My Jakarta: Andry, Chinese Musician
Shortly after former President Abdurrahman ‘Gus Dur’ Wahid (1999-2001) lifted the ban on public displays of Chinese culture, allowing for open celebrations of the Lunar New Year, Andry started his 10-piece traditional Chinese music group, Harmony. His mission was to promote cross-cultural understanding while at the same time preserving Chinese music.
He met with My Jakarta after a performance at Mal Ciputra to tell us where to go in the capital for a genuine Chinese atmosphere and why the Jakarta to Bandung toll road is so useful to him.
How would you characterize Chinese New Year songs?
Chinese New Year music is full of optimism, like the song ‘Tian Lu’ (‘Heaven’s Road’), which says the path that you will take in the coming year will prove to be prosperous. Also, you’ll frequently hear the phrases ‘Gong Xi Gong Xi,’ meaning ‘congratulations,’ and ‘Gong Xi Fa Chai,’ meaning ‘wishing you increased wealth.’
The most frequently requested Chinese song is … ?
That really depends on the event. People select different songs at weddings than during Chinese New Year [laughs].
Generally speaking, I can say that Chinese people worldwide, not just in Indonesia, know Teresa Teng’s songs ‘Yue Liang Dai Biao Wo de Xin’ [‘The Full Moon Represents My Heart’] and ‘Tian Mi Mi’ [‘Sweet Honey’].
The Indonesian song that adapts best to being played Chinese style is … ?
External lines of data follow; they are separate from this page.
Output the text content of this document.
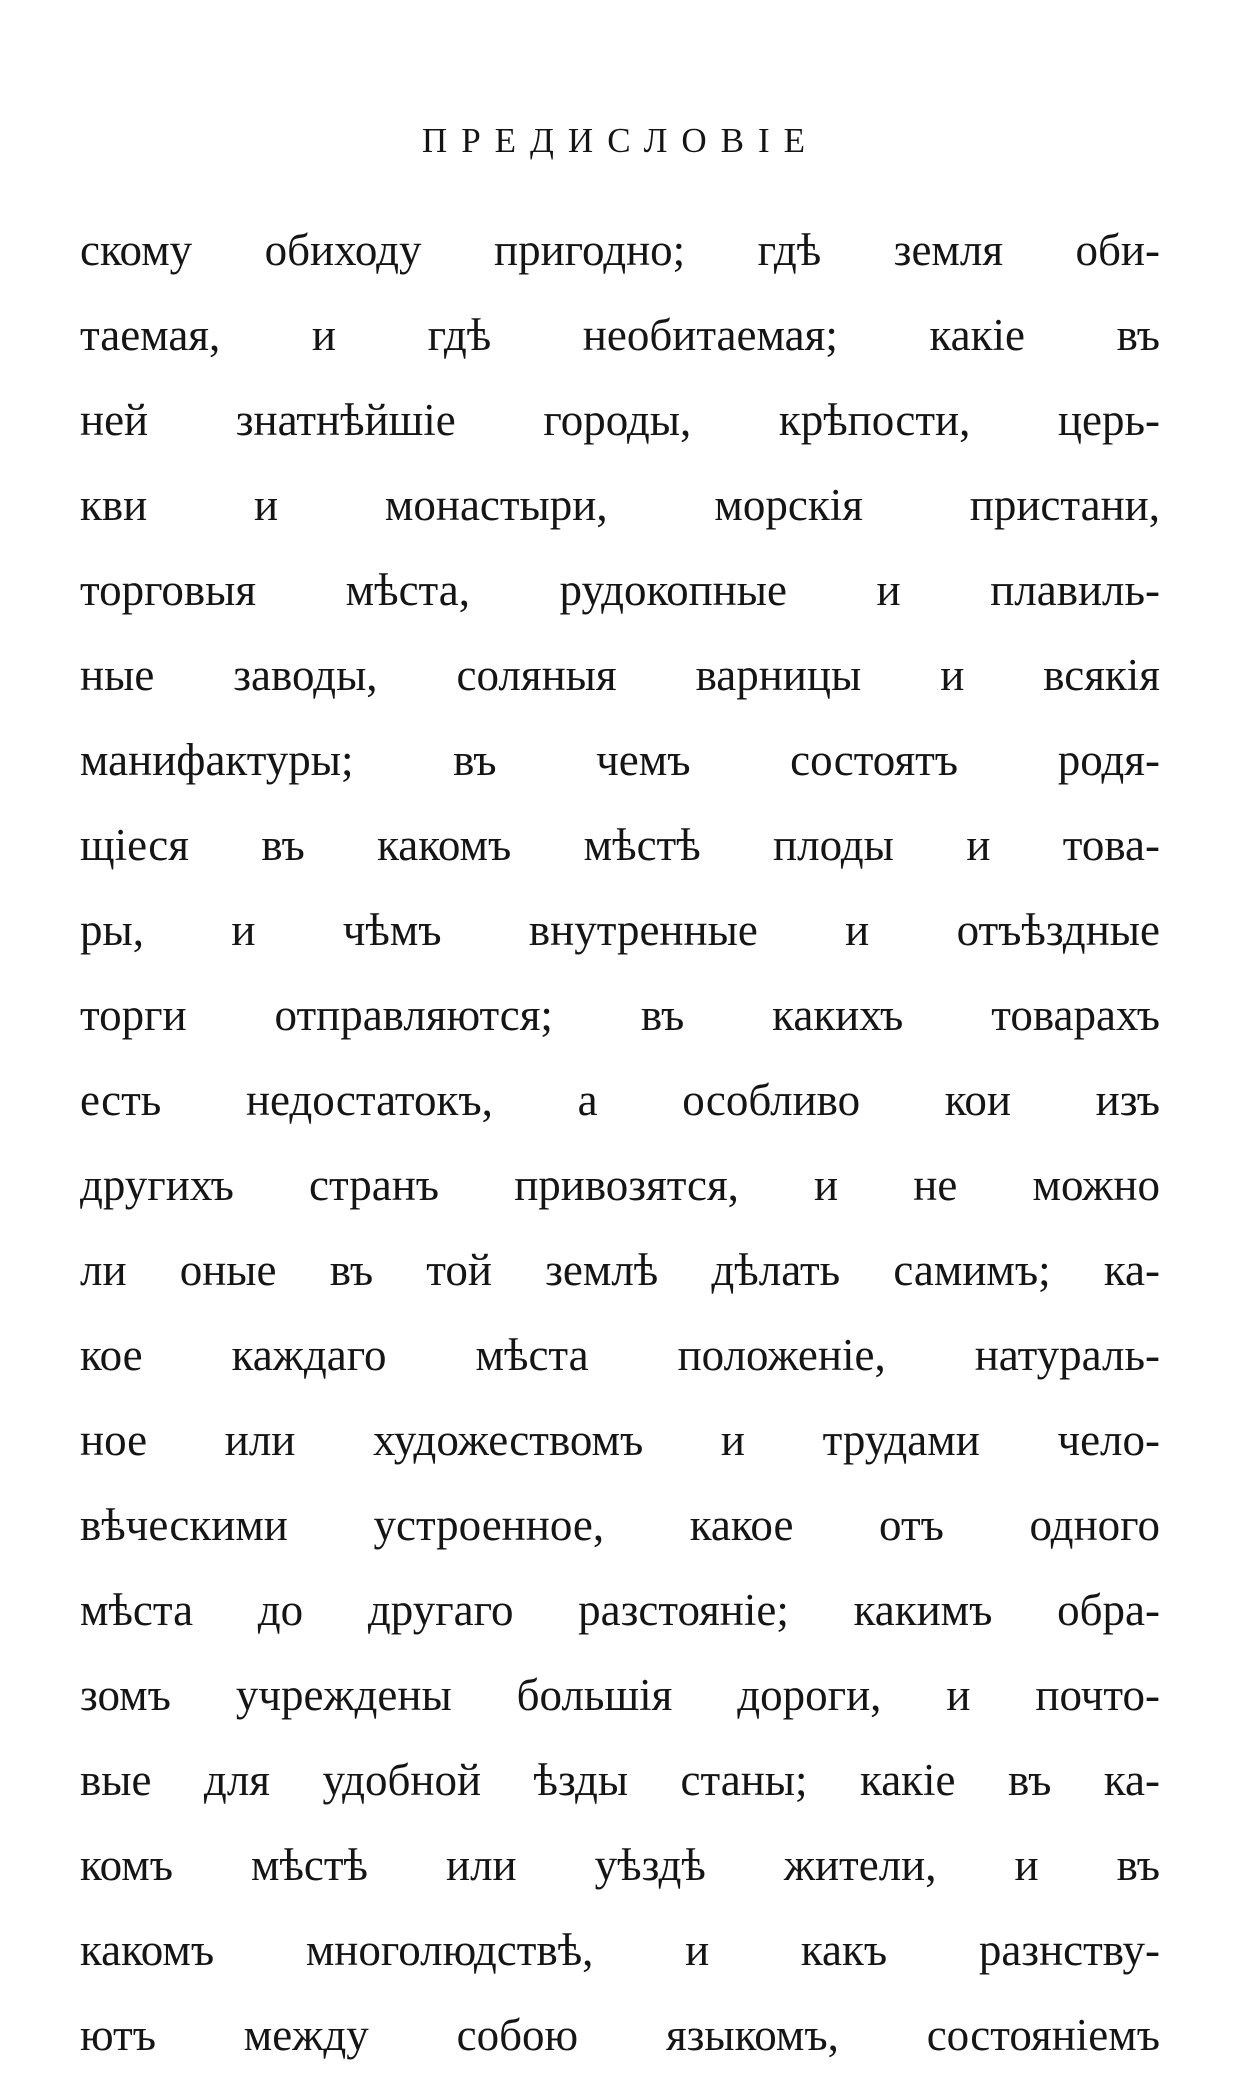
ПРЕДИСЛОВІЕ
скому обиходу пригодно; гдѣ земля оби-
таемая, и гдѣ необитаемая; какіе въ
ней знатнѣйшіе городы, крѣпости, церь-
кви и монастыри, морскія пристани,
торговыя мѣста, рудокопные и плавиль-
ные заводы, соляныя варницы и всякія
манифактуры; въ чемъ состоятъ родя-
щіеся въ какомъ мѣстѣ плоды и това-
ры, и чѣмъ внутренные и отъѣздные
торги отправляются; въ какихъ товарахъ
есть недостатокъ, а особливо кои изъ
другихъ странъ привозятся, и не можно
ли оные въ той землѣ дѣлать самимъ; ка-
кое каждаго мѣста положеніе, натураль-
ное или художествомъ и трудами чело-
вѣческими устроенное, какое отъ одного
мѣста до другаго разстояніе; какимъ обра-
зомъ учреждены большія дороги, и почто-
вые для удобной ѣзды станы; какіе въ ка-
комъ мѣстѣ или уѣздѣ жители, и въ
какомъ многолюдствѣ, и какъ разнству-
ютъ между собою языкомъ, состояніемъ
‘Bengawan Solo’ (‘Solo River’). But don’t get me wrong, nearly all songs, including Western songs and Indonesian songs, can be played using Chinese musical instruments.
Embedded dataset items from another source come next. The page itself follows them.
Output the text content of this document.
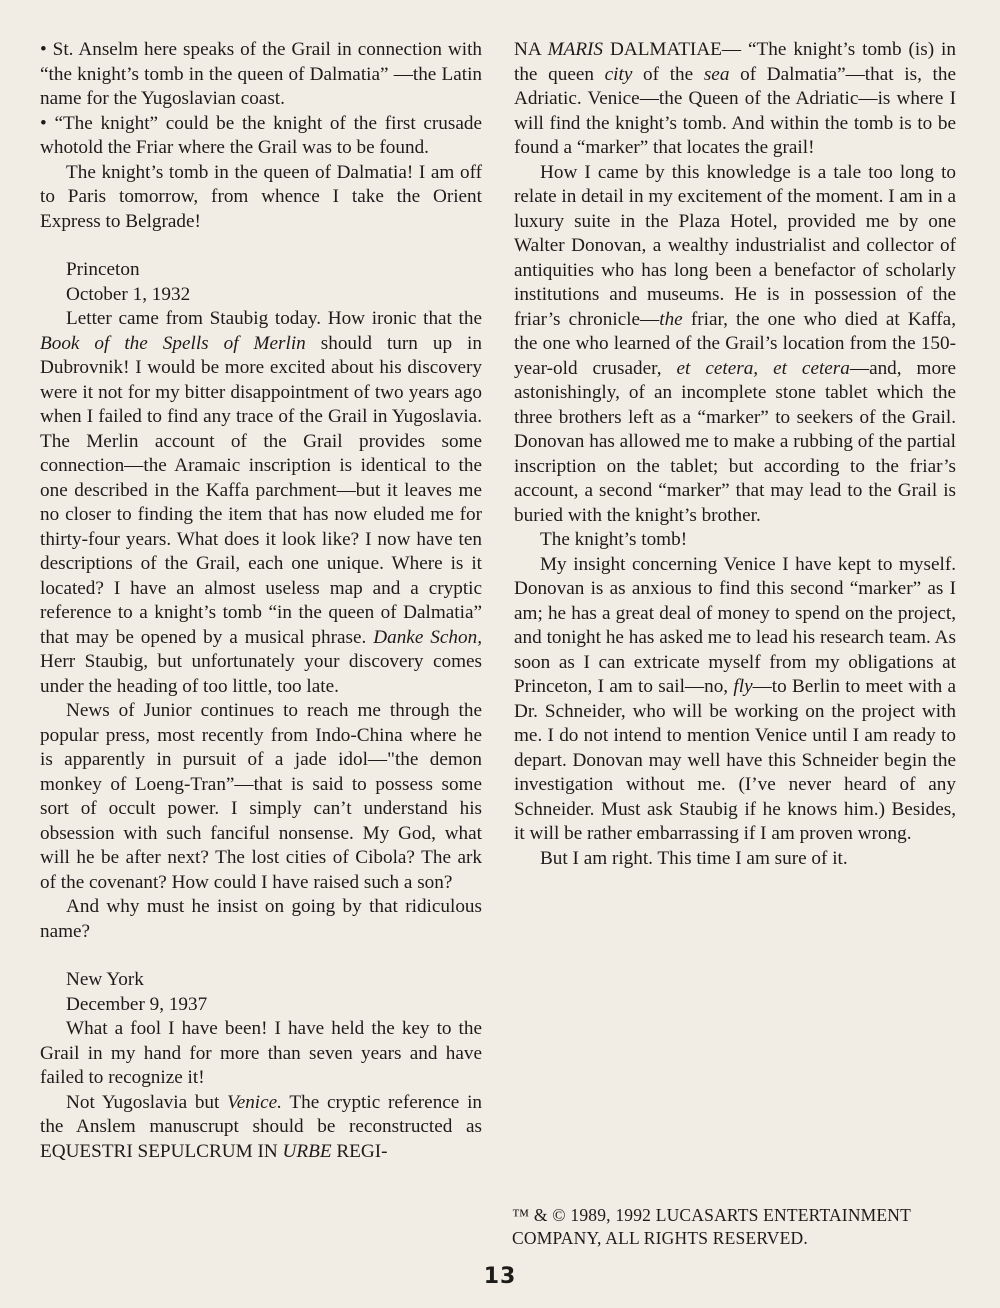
• St. Anselm here speaks of the Grail in connection with “the knight’s tomb in the queen of Dalmatia” —the Latin name for the Yugoslavian coast.

• “The knight” could be the knight of the first crusade whotold the Friar where the Grail was to be found.

The knight’s tomb in the queen of Dalmatia! I am off to Paris tomorrow, from whence I take the Orient Express to Belgrade!

Princeton

October 1, 1932

Letter came from Staubig today. How ironic that the Book of the Spells of Merlin should turn up in Dubrovnik! I would be more excited about his discovery were it not for my bitter disappointment of two years ago when I failed to find any trace of the Grail in Yugoslavia. The Merlin account of the Grail provides some connection—the Aramaic inscription is identical to the one described in the Kaffa parchment—but it leaves me no closer to finding the item that has now eluded me for thirty-four years. What does it look like? I now have ten descriptions of the Grail, each one unique. Where is it located? I have an almost useless map and a cryptic reference to a knight’s tomb “in the queen of Dalmatia” that may be opened by a musical phrase. Danke Schon, Herr Staubig, but unfortunately your discovery comes under the heading of too little, too late.

News of Junior continues to reach me through the popular press, most recently from Indo-China where he is apparently in pursuit of a jade idol—"the demon monkey of Loeng-Tran”—that is said to possess some sort of occult power. I simply can’t understand his obsession with such fanciful nonsense. My God, what will he be after next? The lost cities of Cibola? The ark of the covenant? How could I have raised such a son?

And why must he insist on going by that ridiculous name?

New York

December 9, 1937

What a fool I have been! I have held the key to the Grail in my hand for more than seven years and have failed to recognize it!

Not Yugoslavia but Venice. The cryptic reference in the Anslem manuscrupt should be reconstructed as EQUESTRI SEPULCRUM IN URBE REGI-

NA MARIS DALMATIAE— “The knight’s tomb (is) in the queen city of the sea of Dalmatia”—that is, the Adriatic. Venice—the Queen of the Adriatic—is where I will find the knight’s tomb. And within the tomb is to be found a “marker” that locates the grail!

How I came by this knowledge is a tale too long to relate in detail in my excitement of the moment. I am in a luxury suite in the Plaza Hotel, provided me by one Walter Donovan, a wealthy industrialist and collector of antiquities who has long been a benefactor of scholarly institutions and museums. He is in possession of the friar’s chronicle—the friar, the one who died at Kaffa, the one who learned of the Grail’s location from the 150-year-old crusader, et cetera, et cetera—and, more astonishingly, of an incomplete stone tablet which the three brothers left as a “marker” to seekers of the Grail. Donovan has allowed me to make a rubbing of the partial inscription on the tablet; but according to the friar’s account, a second “marker” that may lead to the Grail is buried with the knight’s brother.

The knight’s tomb!

My insight concerning Venice I have kept to myself. Donovan is as anxious to find this second “marker” as I am; he has a great deal of money to spend on the project, and tonight he has asked me to lead his research team. As soon as I can extricate myself from my obligations at Princeton, I am to sail—no, fly—to Berlin to meet with a Dr. Schneider, who will be working on the project with me. I do not intend to mention Venice until I am ready to depart. Donovan may well have this Schneider begin the investigation without me. (I’ve never heard of any Schneider. Must ask Staubig if he knows him.) Besides, it will be rather embarrassing if I am proven wrong.

But I am right. This time I am sure of it.

™ & © 1989, 1992 LUCASARTS ENTERTAINMENT
COMPANY, ALL RIGHTS RESERVED.
13
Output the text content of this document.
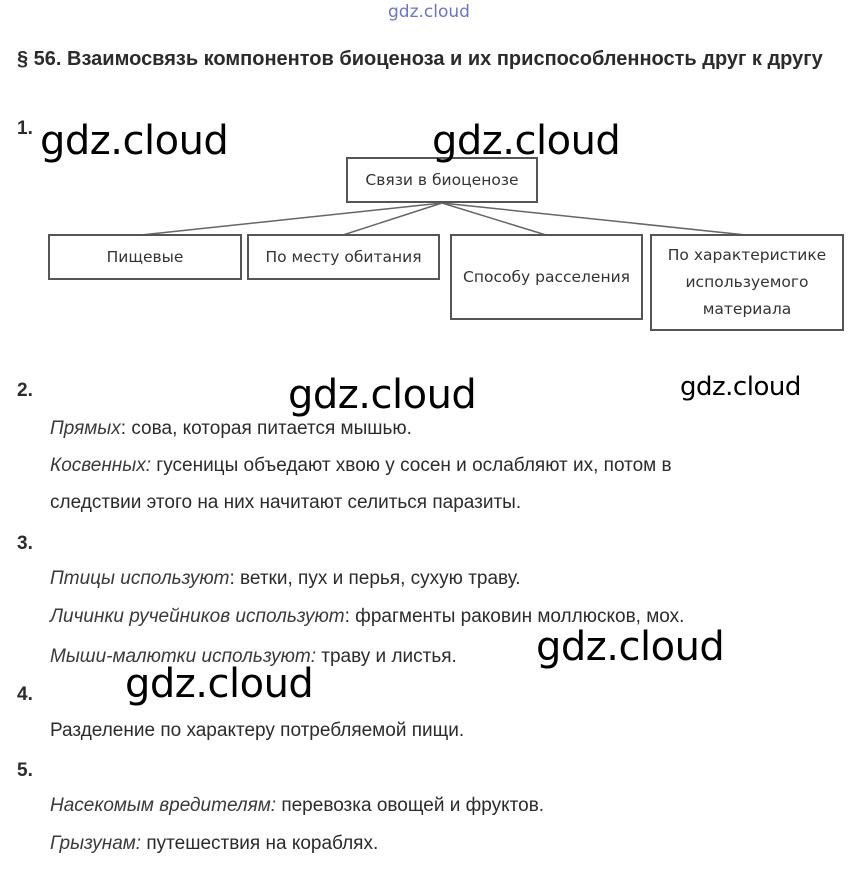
gdz.cloud
§ 56. Взаимосвязь компонентов биоценоза и их приспособленность друг к другу
1.
Связи в биоценозе
Пищевые	По месту обитания
Способу расселения
По характеристике используемого материала
2.
Прямых: сова, которая питается мышью.
Косвенных: гусеницы объедают хвою у сосен и ослабляют их, потом в
следствии этого на них начитают селиться паразиты.
3.
Птицы используют: ветки, пух и перья, сухую траву.
Личинки ручейников используют: фрагменты раковин моллюсков, мох.
Мыши-малютки используют: траву и листья.
4.
Разделение по характеру потребляемой пищи.
5.
Насекомым вредителям: перевозка овощей и фруктов.
Грызунам: путешествия на кораблях.
gdz.cloud	gdz.cloud
gdz.cloud	gdz.cloud
gdz.cloud
gdz.cloud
When did you start Harmony?
I got everyone together for the first time back in 2001. Some of the band members were friends of mine and some were my students. At that time, I had no idea what we were going to call ourselves. Later, I thought to myself that when all the tones are like do, re, mi, very similar, music is very boring. What makes music beautiful are the different tones, but they must all be in harmony. It’s like life. That’s why I named the group Harmony.
What’s the goal of Harmony? Do you guys want a record deal, do you want to be famous?
The group has two main goals: The first is to promote cultural understanding and preserve the Chinese culture in Indonesia. And the second is that we have to able to earn a living from our passion.
Have you achieved the second goal yet?
Even though performing has not made us rich by any means, I’m grateful that I make a living doing something I’m passionate about. I fulfill my passion and fulfill my mission.
How many members do you have in your group?
We started with 10 people and we’re still 10 strong to this day. Nobody has quit yet [laughs]. We meet and practice regularly every two weeks.
How do audiences here in Jakarta react to the fact that you play Chinese music?
It gives me a good feeling to look out at the audience and know that they appreciate what we are doing. Our audiences aren’t just made up of people of Chinese descent.
Do you always perform in traditional Chinese costumes?
Not really. It’s Chinese New Year, so we wear Chinese costumes. But at other times of the year, when playing for different audiences, we wear different clothing. Actually, we often wear batik.
What really makes us a Chinese band are the instruments. The instruments — the yangqin [dulcimer], sanxian [three-stringed lute], huapen qu [flowerpot drum], dizi [transverse flute] and ruan [round-bodied lute] — sound exotic to Indonesian audiences. All the instruments come from Shanghai.
How do you advertise your group?
Via Facebook, Wikipedia and YouTube. You can see our profiles there. Our performance of ‘Bengawan Solo’ has had more than 55,500 hits on YouTube.
And the biggest stage you guys have played on is … ?
We have performed at several international events such as the Afro-Asia Art and Culture Festival in 2005. In 2009, we performed at the Simple Gift Concert with the Lippo Village Community Choir & Orchestra. We’ve done charity performances, too. In 2005, we took part in the Harmony in Humanity concert, the proceeds of which went to help with Aceh tsunami relief work.
And you came from Bandung to Jakarta today just for one performance?
We’re based in Bandung, but we’re always performing in Jakarta. The Jakarta-Bandung toll road is really helpful to us. I can come to Jakarta after lunch, perform for a few hours and then head back to Bandung to sleep at home [laughs].
What’s the difference between Chinese New Year in Bandung and Jakarta?
The atmosphere in Jakarta is better. There’s a really strong Chinese New Year vibe in Jakarta’s shopping malls. Also, you still can find a Chinatown with a genuine New Year ambience in Petak Sembilan [near Glodok].
And you only play Chinese instruments?
We’ve also used traditional Indonesian instruments from time to time. I’ve collaborated with keroncong musicians as well as used Sudanese [West Javanese] and Batak [North Sumatran] musical instruments. We’re launching our Chinese instrumental CD shortly after Chinese New Year.